Угасая, святой старик видел успех типографии и перед смертью благословил еще раз наш труд своей умирающей рукой.

Этот первый лист, о котором идет речь, был обращен к «русскому дворянству» и напоминал ему, что пора освобождать крестьян, и притом с землею – или быть беде. Второй был о Польше[80].

Крестьянское дело и польский вопрос сами собой легли в основу русской пропаганды. И вот с тех-то пор, любезный Чернецкий, мы десятый год печатаем с вами без устали и отдыха и имеем уже порядочную биографию нашего станка и порядочный ворох книг… Дайте вашу руку на новое десятилетие и не сердитесь, что я повторяю всенародно то, что я вам сто раз говорил наедине. Помощь, которую вы мне сделали упорной, неусыпной, всегдашней работой, страшно мне облегчила весь труд. Братская вам благодарность за это, в лице вашем польская помощь и участие в нашем деле не перемежались… Спасибо вам!.. …И тем больше спасибо вам, что начала наши были темны и бедны. Три года мы печатали, не только не продав ни одного экземпляра, но не имея возможности почти ни одного экземпляра послать в Россию, кроме первых летучих листов, отправленных Ворцелем и его друзьями в Варшаву, – все печатанное нами лежало у нас на руках или в книжных подвалах благочестивого Paternoster row.

Мы не уныли с вами… и печатали себе да печатали.
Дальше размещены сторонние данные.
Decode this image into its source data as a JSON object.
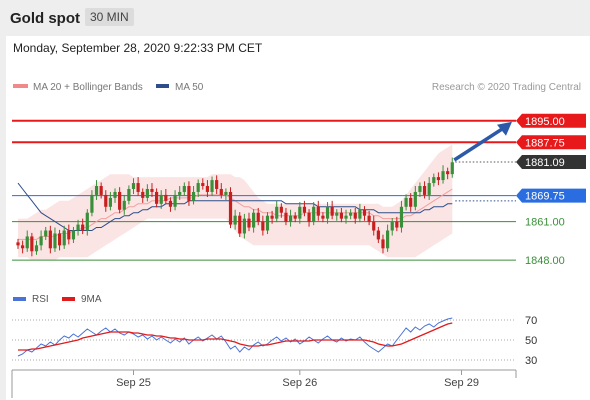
{
  "header": {
    "title": "Gold spot",
    "timeframe": "30 MIN"
  },
  "subheader": {
    "datetime": "Monday, September 28, 2020 9:22:33 PM CET"
  },
  "legend": {
    "ma20": "MA 20 + Bollinger Bands",
    "ma50": "MA 50",
    "credit": "Research © 2020 Trading Central",
    "rsi": "RSI",
    "ma9": "9MA"
  },
  "colors": {
    "resistance": "#e8191b",
    "current": "#333333",
    "pivot": "#2a6de0",
    "support": "#3a8f3a",
    "bull": "#3a8f3a",
    "bear": "#c81e1e",
    "bollinger": "#f7c3c3",
    "ma50": "#2d4e8a",
    "rsi": "#4a72d8",
    "ma9": "#e11b1b"
  },
  "chart_data": [
    {
      "type": "candlestick",
      "title": "Gold spot",
      "timeframe": "30 MIN",
      "ylim": [
        1843,
        1902
      ],
      "x_tick_labels": [
        "Sep 25",
        "Sep 26",
        "Sep 29"
      ],
      "levels": [
        {
          "label": "1895.00",
          "value": 1895.0,
          "kind": "resistance"
        },
        {
          "label": "1887.75",
          "value": 1887.75,
          "kind": "resistance"
        },
        {
          "label": "1881.09",
          "value": 1881.09,
          "kind": "current"
        },
        {
          "label": "1869.75",
          "value": 1869.75,
          "kind": "pivot"
        },
        {
          "label": "1861.00",
          "value": 1861.0,
          "kind": "support"
        },
        {
          "label": "1848.00",
          "value": 1848.0,
          "kind": "support"
        }
      ],
      "forecast_arrow": {
        "from": 1881.09,
        "to": 1895.0
      },
      "close": [
        1853,
        1852,
        1856,
        1851,
        1853,
        1856,
        1858,
        1852,
        1857,
        1853,
        1858,
        1855,
        1858,
        1860,
        1858,
        1864,
        1870,
        1873,
        1870,
        1866,
        1869,
        1871,
        1865,
        1868,
        1872,
        1874,
        1871,
        1869,
        1872,
        1871,
        1867,
        1870,
        1868,
        1866,
        1870,
        1871,
        1873,
        1868,
        1871,
        1874,
        1873,
        1871,
        1875,
        1872,
        1870,
        1871,
        1860,
        1863,
        1857,
        1862,
        1859,
        1864,
        1861,
        1858,
        1863,
        1862,
        1866,
        1864,
        1861,
        1863,
        1862,
        1866,
        1864,
        1861,
        1866,
        1863,
        1862,
        1866,
        1863,
        1864,
        1862,
        1863,
        1864,
        1862,
        1865,
        1863,
        1861,
        1858,
        1855,
        1852,
        1858,
        1861,
        1859,
        1866,
        1869,
        1866,
        1871,
        1873,
        1870,
        1874,
        1876,
        1875,
        1878,
        1877,
        1881
      ],
      "ma20": [
        1855,
        1855,
        1855,
        1855,
        1855,
        1856,
        1856,
        1856,
        1856,
        1857,
        1857,
        1857,
        1858,
        1858,
        1859,
        1859,
        1860,
        1861,
        1862,
        1862,
        1863,
        1864,
        1864,
        1865,
        1866,
        1866,
        1867,
        1867,
        1867,
        1868,
        1868,
        1868,
        1868,
        1869,
        1869,
        1869,
        1869,
        1869,
        1869,
        1870,
        1870,
        1870,
        1870,
        1870,
        1870,
        1870,
        1869,
        1868,
        1867,
        1866,
        1866,
        1865,
        1865,
        1864,
        1864,
        1864,
        1863,
        1863,
        1863,
        1863,
        1863,
        1863,
        1864,
        1864,
        1864,
        1864,
        1864,
        1864,
        1864,
        1864,
        1864,
        1864,
        1864,
        1864,
        1864,
        1864,
        1864,
        1863,
        1863,
        1862,
        1862,
        1862,
        1862,
        1862,
        1863,
        1863,
        1864,
        1865,
        1866,
        1867,
        1868,
        1869,
        1870,
        1871,
        1872
      ],
      "bb_upper": [
        1862,
        1862,
        1862,
        1863,
        1864,
        1865,
        1865,
        1866,
        1867,
        1868,
        1868,
        1868,
        1869,
        1870,
        1871,
        1872,
        1873,
        1874,
        1875,
        1876,
        1877,
        1877,
        1877,
        1877,
        1877,
        1876,
        1876,
        1876,
        1876,
        1876,
        1876,
        1876,
        1876,
        1876,
        1876,
        1876,
        1876,
        1876,
        1876,
        1876,
        1876,
        1876,
        1877,
        1877,
        1877,
        1877,
        1877,
        1876,
        1876,
        1875,
        1873,
        1871,
        1869,
        1868,
        1867,
        1867,
        1867,
        1867,
        1867,
        1867,
        1867,
        1867,
        1867,
        1867,
        1867,
        1867,
        1867,
        1867,
        1867,
        1867,
        1867,
        1867,
        1867,
        1867,
        1867,
        1867,
        1867,
        1867,
        1867,
        1866,
        1866,
        1866,
        1867,
        1868,
        1870,
        1872,
        1874,
        1876,
        1878,
        1880,
        1882,
        1884,
        1885,
        1886,
        1887
      ],
      "bb_lower": [
        1849,
        1849,
        1849,
        1848,
        1848,
        1848,
        1848,
        1848,
        1848,
        1849,
        1849,
        1849,
        1849,
        1849,
        1849,
        1849,
        1850,
        1851,
        1852,
        1853,
        1854,
        1855,
        1856,
        1857,
        1858,
        1859,
        1860,
        1861,
        1862,
        1862,
        1862,
        1862,
        1862,
        1862,
        1862,
        1862,
        1862,
        1862,
        1862,
        1862,
        1862,
        1862,
        1862,
        1862,
        1862,
        1862,
        1860,
        1858,
        1856,
        1855,
        1854,
        1853,
        1853,
        1853,
        1853,
        1853,
        1853,
        1853,
        1853,
        1853,
        1853,
        1853,
        1853,
        1853,
        1853,
        1853,
        1853,
        1853,
        1853,
        1853,
        1853,
        1853,
        1853,
        1853,
        1853,
        1853,
        1853,
        1852,
        1851,
        1850,
        1849,
        1849,
        1849,
        1849,
        1849,
        1849,
        1849,
        1850,
        1851,
        1852,
        1853,
        1854,
        1855,
        1856,
        1857
      ],
      "ma50": [
        1874,
        1872,
        1870,
        1868,
        1866,
        1864,
        1863,
        1862,
        1861,
        1860,
        1859,
        1858,
        1858,
        1858,
        1858,
        1858,
        1858,
        1859,
        1859,
        1860,
        1861,
        1862,
        1862,
        1863,
        1863,
        1864,
        1864,
        1865,
        1865,
        1866,
        1866,
        1866,
        1867,
        1867,
        1867,
        1867,
        1867,
        1868,
        1868,
        1868,
        1868,
        1868,
        1868,
        1868,
        1868,
        1868,
        1868,
        1868,
        1868,
        1868,
        1868,
        1868,
        1868,
        1868,
        1868,
        1868,
        1868,
        1868,
        1867,
        1867,
        1867,
        1867,
        1867,
        1867,
        1867,
        1866,
        1866,
        1866,
        1866,
        1866,
        1866,
        1866,
        1866,
        1866,
        1865,
        1865,
        1865,
        1865,
        1864,
        1864,
        1864,
        1864,
        1864,
        1864,
        1864,
        1864,
        1864,
        1864,
        1865,
        1865,
        1866,
        1866,
        1866,
        1867,
        1867
      ]
    },
    {
      "type": "line",
      "title": "RSI",
      "ylim": [
        20,
        80
      ],
      "y_tick_labels": [
        "70",
        "50",
        "30"
      ],
      "levels": [
        70,
        50,
        30
      ],
      "series": [
        {
          "name": "RSI",
          "values": [
            34,
            36,
            40,
            38,
            42,
            46,
            44,
            48,
            45,
            50,
            54,
            52,
            56,
            53,
            57,
            61,
            58,
            55,
            59,
            62,
            58,
            61,
            57,
            55,
            58,
            56,
            53,
            55,
            51,
            54,
            50,
            53,
            50,
            47,
            51,
            48,
            52,
            46,
            50,
            53,
            49,
            52,
            55,
            51,
            54,
            48,
            41,
            44,
            38,
            43,
            40,
            45,
            48,
            44,
            46,
            50,
            53,
            49,
            52,
            48,
            51,
            46,
            49,
            53,
            50,
            47,
            51,
            54,
            50,
            48,
            52,
            49,
            51,
            50,
            53,
            48,
            44,
            41,
            38,
            42,
            46,
            44,
            50,
            56,
            62,
            58,
            63,
            60,
            64,
            66,
            63,
            67,
            69,
            71,
            72
          ]
        },
        {
          "name": "9MA",
          "values": [
            40,
            40,
            40,
            41,
            41,
            42,
            43,
            44,
            45,
            46,
            47,
            48,
            49,
            50,
            52,
            53,
            54,
            55,
            56,
            57,
            58,
            58,
            58,
            58,
            58,
            57,
            57,
            56,
            55,
            55,
            54,
            54,
            53,
            52,
            52,
            51,
            51,
            50,
            50,
            50,
            50,
            51,
            51,
            51,
            51,
            50,
            49,
            48,
            46,
            45,
            44,
            44,
            44,
            45,
            45,
            46,
            47,
            48,
            49,
            49,
            49,
            49,
            49,
            49,
            50,
            50,
            50,
            50,
            50,
            50,
            50,
            50,
            50,
            50,
            50,
            50,
            49,
            48,
            46,
            45,
            44,
            44,
            45,
            46,
            48,
            50,
            52,
            54,
            56,
            58,
            60,
            62,
            64,
            66,
            67
          ]
        }
      ]
    }
  ]
}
Книгопродавец с Berner street[81] как-то прислал купить на 10 ш<иллингов> «Крещеной собственности», я это принял за успех, подарил его мальчику шиллинг на водку и с несколько буржуазной радостью отложил в особое место этот первый гафсоврен[82], выработанный русской типографией.

Сбыт в деле пропаганды так же важен, как и во всяком другом. Даже простой, материальный труд нельзя делать с любовью, зная, что он делается напрасно. Заставьте лучших в мире актеров играть в пустой зале – они будут играть прескверно.

Консистории, знающие по обязанности своего сана тонкость нравственных пыток, приговаривают попов за воровство, пьянство и другие светские слабости толочь воду.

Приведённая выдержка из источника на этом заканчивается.